El ritmo de la música se aceleró aún más; los músicos rasgaban y tañían sus instrumentos con furiosa concentración. Jezal volvió a hacer un vano intento de cazar a su pareja de baile, pero Terez se apartó con un serpenteo y le deslumbró con un revuelo de faldas que fue incapaz de seguir. Luego casi le da un pisotón con un pie que antes de que él se diera cuenta había vuelto a desaparecer. Después dio una sacudida con la cabeza y faltó poco para que le clavara la corona en un ojo. Los grandes y los poderosos de la Unión la contemplaban en embrujado silencio. Incluso Jezal había quedado reducido a la condición de estupefacto espectador. Poco más podía hacer si no quería caer en el mayor de los ridículos.

No sabía si se sintió aliviado o decepcionado cuando la música empezó a hacerse más lenta y ella le ofreció la palma de la mano como si fuera un precioso tesoro. La presionó con el dorso de la suya y se pusieron a dar vueltas acercándose cada vez más el uno al otro. Cuando los instrumentos atacaron por última vez el estribillo, Terez le apretó la espalda contra su pecho. Acto seguido se pusieron a girar cada vez con más lentitud, y la nariz de Jezal se impregnó con el aroma de su cabellera. Cuando sonó la última y prolongada nota, ella se echó hacia atrás, él la dejo ir con suavidad y luego Terez estiró el cuello y agachó la cabeza hasta casi rozar el suelo con su primorosa corona. Luego se hizo el silencio.

La cámara entera prorrumpió en un clamoroso aplauso, pero Jezal apenas lo oyó. Estaba demasiado ocupado mirando a su esposa. Sus mejillas estaban teñidas de rosa, los labios medio abiertos dejaban parcialmente al descubierto unos dientes perfectos, y las líneas de su mandíbula y de su esbelto cuello estaban grabadas con sombras y sembradas de centelleantes joyas. Un poco más abajo, sus senos, encerrados en su corpiño, subían y bajaban imperiosamente, impulsados por su agitada respiración, y en la hendidura que se abría entre ambos se recostaba una levísima capa de sudor. A Jezal le hubiera encantado recostarse allí también. Parpadeó y se dio cuenta de que estaba casi sin aliento.

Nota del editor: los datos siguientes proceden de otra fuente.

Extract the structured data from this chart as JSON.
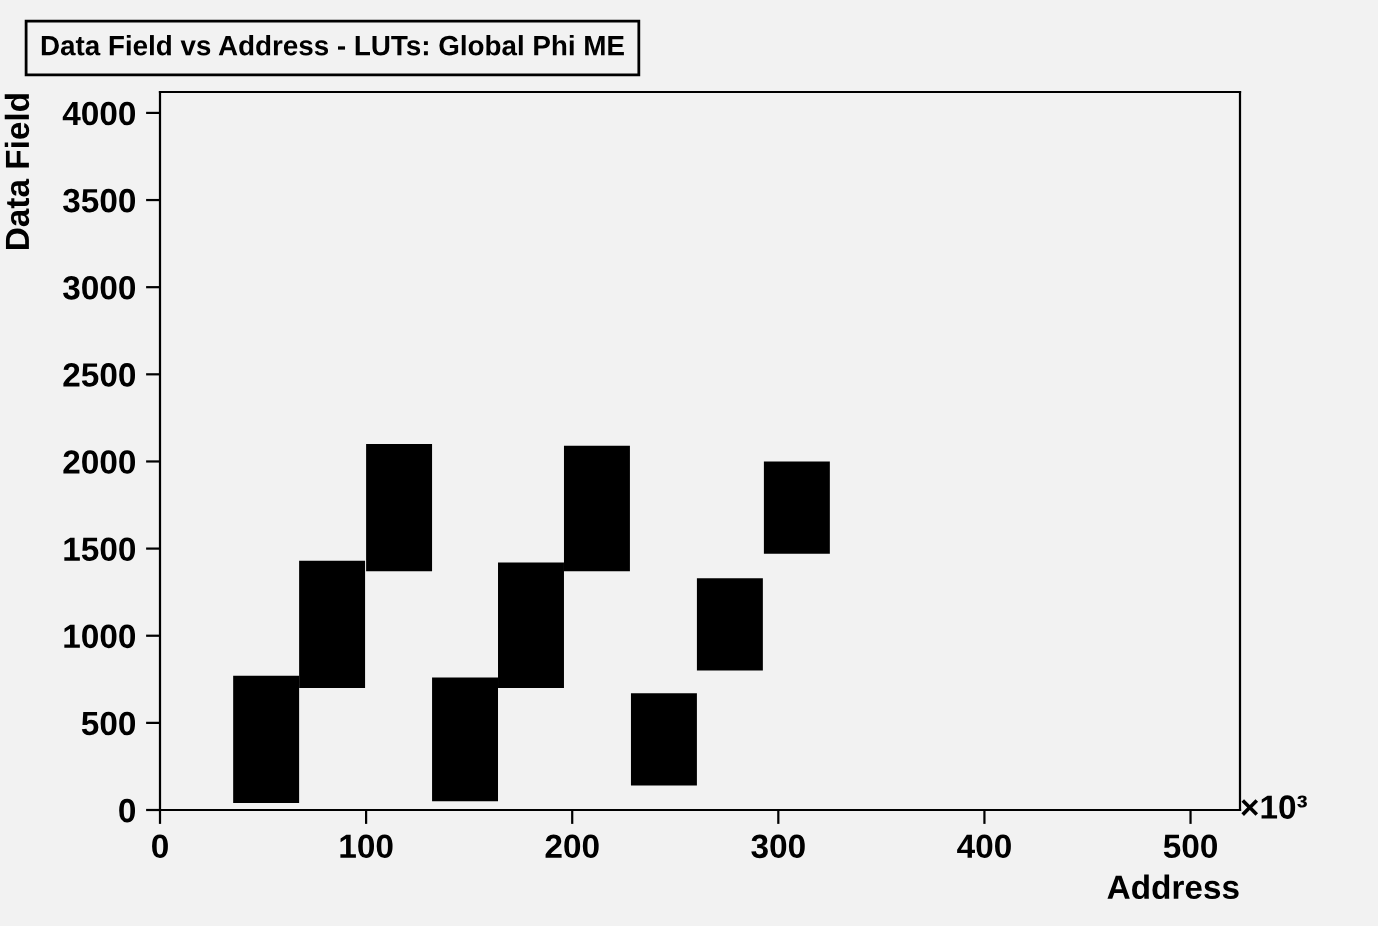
{
  "chart_data": {
    "type": "bar",
    "title": "Data Field vs Address - LUTs: Global Phi ME",
    "xlabel": "Address",
    "ylabel": "Data Field",
    "annotations": [
      "×10³"
    ],
    "x": [
      51.5,
      83.5,
      116,
      148,
      180,
      212,
      244.5,
      276.5,
      309
    ],
    "base": [
      40,
      700,
      1370,
      50,
      700,
      1370,
      140,
      800,
      1470
    ],
    "values": [
      730,
      730,
      730,
      710,
      720,
      720,
      530,
      530,
      530
    ],
    "color": "#000000",
    "xlim": [
      0,
      524
    ],
    "xticks": [
      0,
      100,
      200,
      300,
      400,
      500
    ],
    "ylim": [
      0,
      4120
    ],
    "yticks": [
      0,
      500,
      1000,
      1500,
      2000,
      2500,
      3000,
      3500,
      4000
    ],
    "grid": false,
    "legend": false
  }
}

—Si complace a Vuestra Majestad... —murmuró Terez.

—¿Eh? Ah... Claro, claro —la ayudó a enderezarse mientras continuaban los aplausos—. Bailáis... maravillosamente.

—Vuestra Majestad es demasiado amable —replicó ella, y sus labios dibujaron una sonrisa absolutamente mínima, pero sonrisa al fin y al cabo.

Jezal, en cualquier caso, respondió con una sonrisa tan radiante como bobalicona. En el espacio de un solo baile, su miedo y su confusión se habían transformado en una excitación muy placentera. Había vislumbrado por un instante lo que había bajo su helado caparazón y había descubierto que su reina era una mujer excepcionalmente apasionada. Un lado de ella que hasta ahora había permanecido oculto y que estaba ansioso de seguir explorando. Tan ansioso, que tuvo que desviar la mirada hacia un rincón alejado e intentar pensar en otras cosas, no fuera a ser que el bulto que tenía en el pantalón le pusiera en evidencia ante los invitados.

La visión del rostro sonriente de Bayaz en el rincón fue, por una vez, justo lo que necesitaba ver: su gélida sonrisa consiguió que su ardor se enfriara tan de inmediato como si le hubieran echado encima un cubo de agua helada.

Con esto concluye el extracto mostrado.